Saturday, November 22, 2014

Departing from the Rubrics

The prayers of the Algonkins are not mere formulae to be recited only by the lips.  The seriousness, the deep meditation, and inner concentration of mind with which they are performed are attested by all writers.  The strong inner commotion of the soul might, even with the bravest warriors, go so far as to break out into weeping and sighing, as is illustrated for example, by the West Cree.  Even in solemn public ceremonies, in which every motion of hand and foot is strictly regulated by an ancient ritual, men, compelled by the strength of their individual impulse, may transgress these regulations.

In the great creation ceremony of the Arapaho it has occurred that the principal officiant, representing the first ancestor of humanity, overcome by internal commotion and fervour, left the place rigidly assigned to him by the ancient ritual, approached the central post of the sacred house, which represents the Great Spirit, entwined his arms around it and called loudly and affectionately, praying to the Father above and to the Old Men of the the four cardinal points to help him and his fellow dancers in their efforts to purify themselves.

Not only the public or common, but also the individual prayer, for which they retire to solitude, is practised freely by many Algonkin tribes, for instance the Ottawa, the Cheyenne, and others, and it is was employed for all possible individual needs.

— H. Schmidt, The High Gods in North America, Oxford, 1933, p. 81, quoted in Daniel Sargent, Catherine Tekakwitha,, NY, 1936. p. 15–16.

The "High God"of the Algonquians

The definition of such a god was not found in any credo of theirs.
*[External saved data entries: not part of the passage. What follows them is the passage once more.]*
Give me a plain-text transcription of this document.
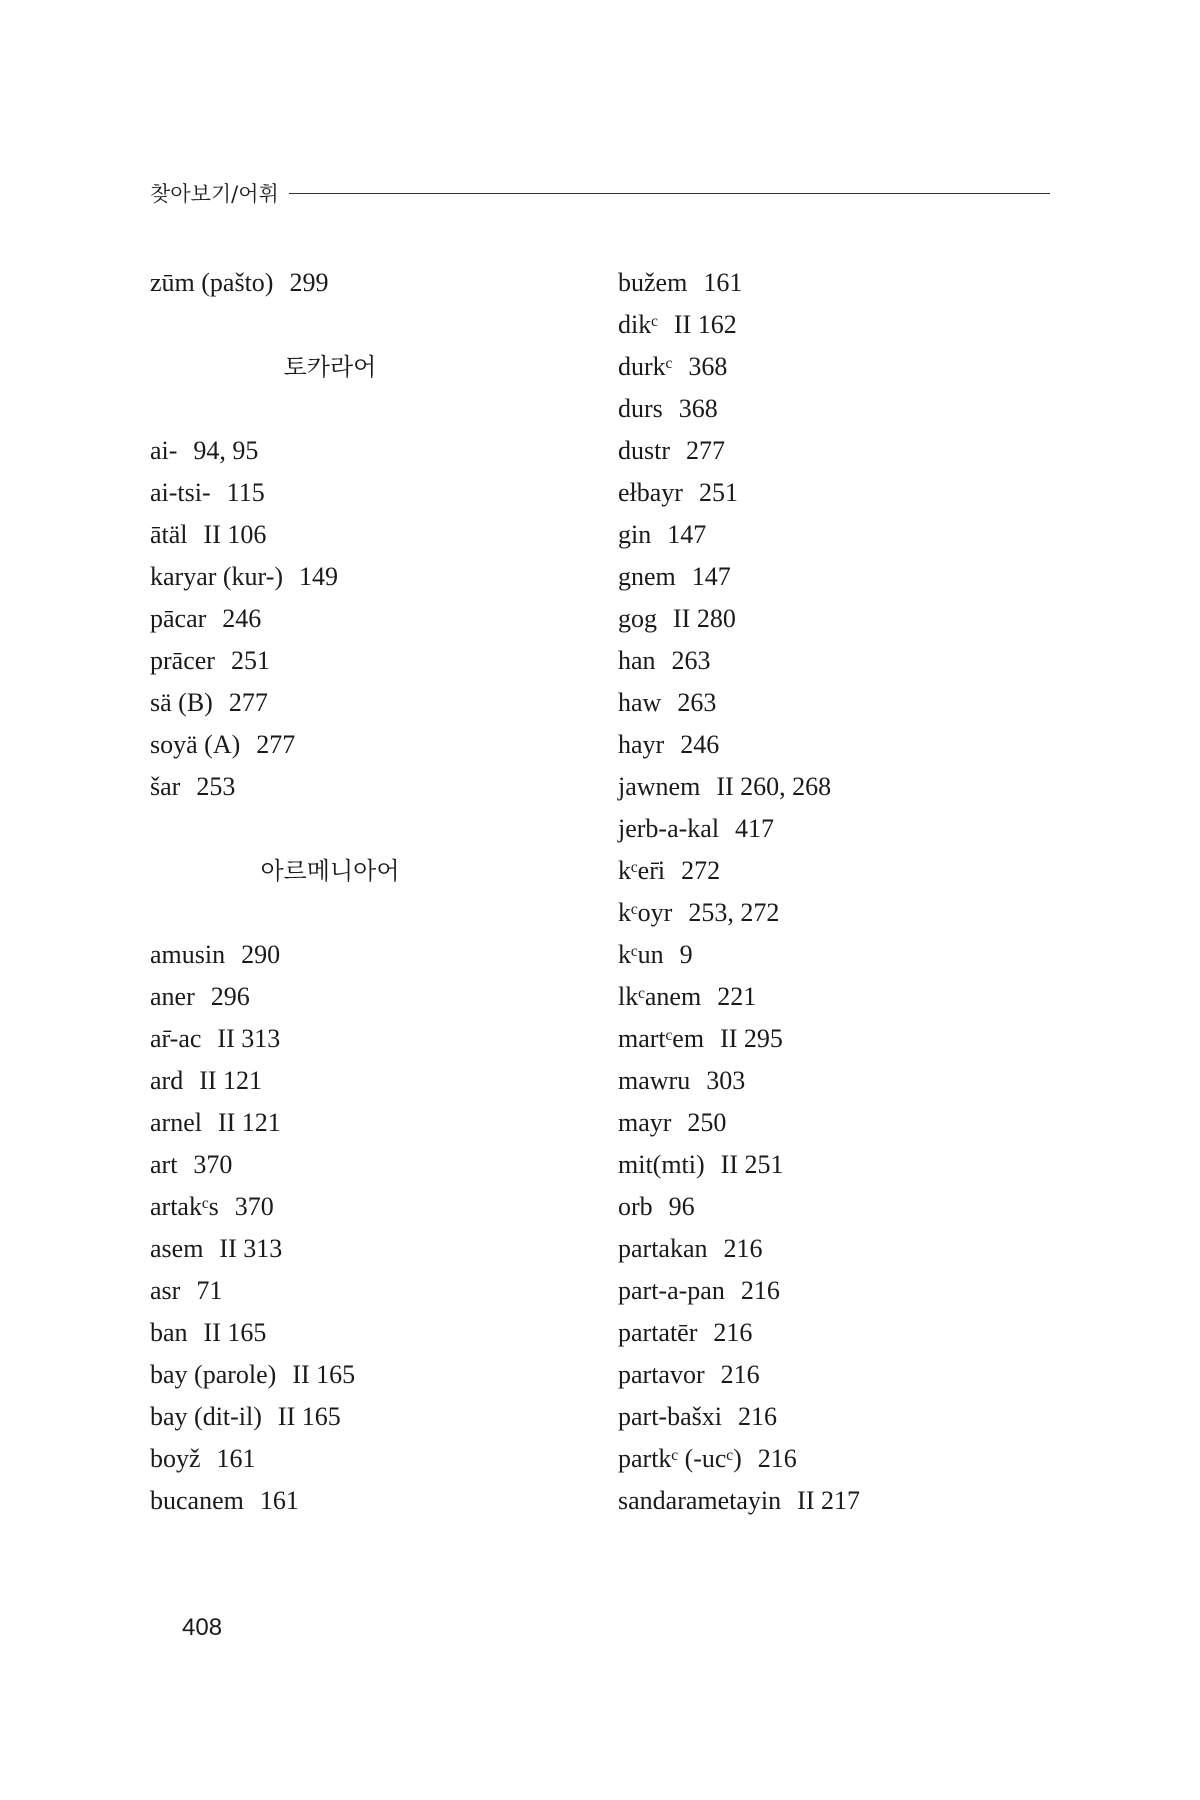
찾아보기/어휘
zūm (pašto) 299
토카라어
ai- 94, 95
ai-tsi- 115
ātäl II 106
karyar (kur-) 149
pācar 246
prācer 251
sä (B) 277
soyä (A) 277
šar 253
아르메니아어
amusin 290
aner 296
ar̄-ac II 313
ard II 121
arnel II 121
art 370
artakᶜs 370
asem II 313
asr 71
ban II 165
bay (parole) II 165
bay (dit-il) II 165
boyž 161
bucanem 161
bužem 161
dikᶜ II 162
durkᶜ 368
durs 368
dustr 277
ełbayr 251
gin 147
gnem 147
gog II 280
han 263
haw 263
hayr 246
jawnem II 260, 268
jerb-a-kal 417
kᶜer̄i 272
kᶜoyr 253, 272
kᶜun 9
lkᶜanem 221
martᶜem II 295
mawru 303
mayr 250
mit(mti) II 251
orb 96
partakan 216
part-a-pan 216
partatēr 216
partavor 216
part-bašxi 216
partkᶜ (-ucᶜ) 216
sandarametayin II 217
408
Had a tourist gone among them in the old days and asked them the distinct question, Have you a High God? the answer would probably have been No. The High God of the Algonquians can be found in their ceremonies and customs that presuppose him, and in the metaphors of their prayers and songs. From the study of such emerges a god, called by the anthropologists a High God. He is one whose picture cannot be drawn. He needs nothing, can do all, knows all. He cannot be bargained with as a spirit or power—in the Algonquians tongues a manitu—can be bargained with.
— Daniel Sargeant, Catherine Tekakwitha, NY, 1936, p. 11.

Thursday, November 20, 2014

On a Crucifix


See

Here at last

Is

Love


On a Crucifix by Dunstan Thompson

Monday, November 17, 2014

Fr. William Peers Smith, Speaking of the Devil

Philip Trower:

Shortly after my reception I went for a walk by myself in St James’s or Green Park near Buckingham Palace. I forget now which. Here I sat down on a bench and almost immediately my head was filled with a torrent of thoughts and ideas contradicting the faith I had just committed myself to. You don’t really believe it all. You’ve been deceiving yourself. You know it. It can’t possibly all be true and so on. I had never before experienced anything like it. It was as though another person was speaking inside my head, as was indeed the case.

Scared and appalled, I rushed back to Farm Street and asked to see Fr. William. I was shown into a waiting room where after a few minutes he joined me.

Gently but firmly he explained about temptations against faith and the way to deal with them. In so far as possible ignore them. They come from the Devil. Above all don’t argue with them. If you do you will only lose the argument. The devil is much cleverer than you are.

This went on for several months. It was worst when I tried to think about Our Lady or looked at pictures or statues of her. My mind would be besieged with filthy thoughts. The whole experience was appalling while it lasted, but in the end it worked to my advantage. It made the existence of the devil and the powers of evil real to me in a way nothing else could have. In that way he can be said to have overplayed his hand.

Another piece of advice I remember Fr. William giving was about how to tell the difference between the action of the devil on the soul and the action of the Holy Spirit. The action or suggestions of the devil is like water dripping on a stone. An aggravating drip, drip, drip, drip. The action of the Holy Spirit is like water gently falling on a sponge.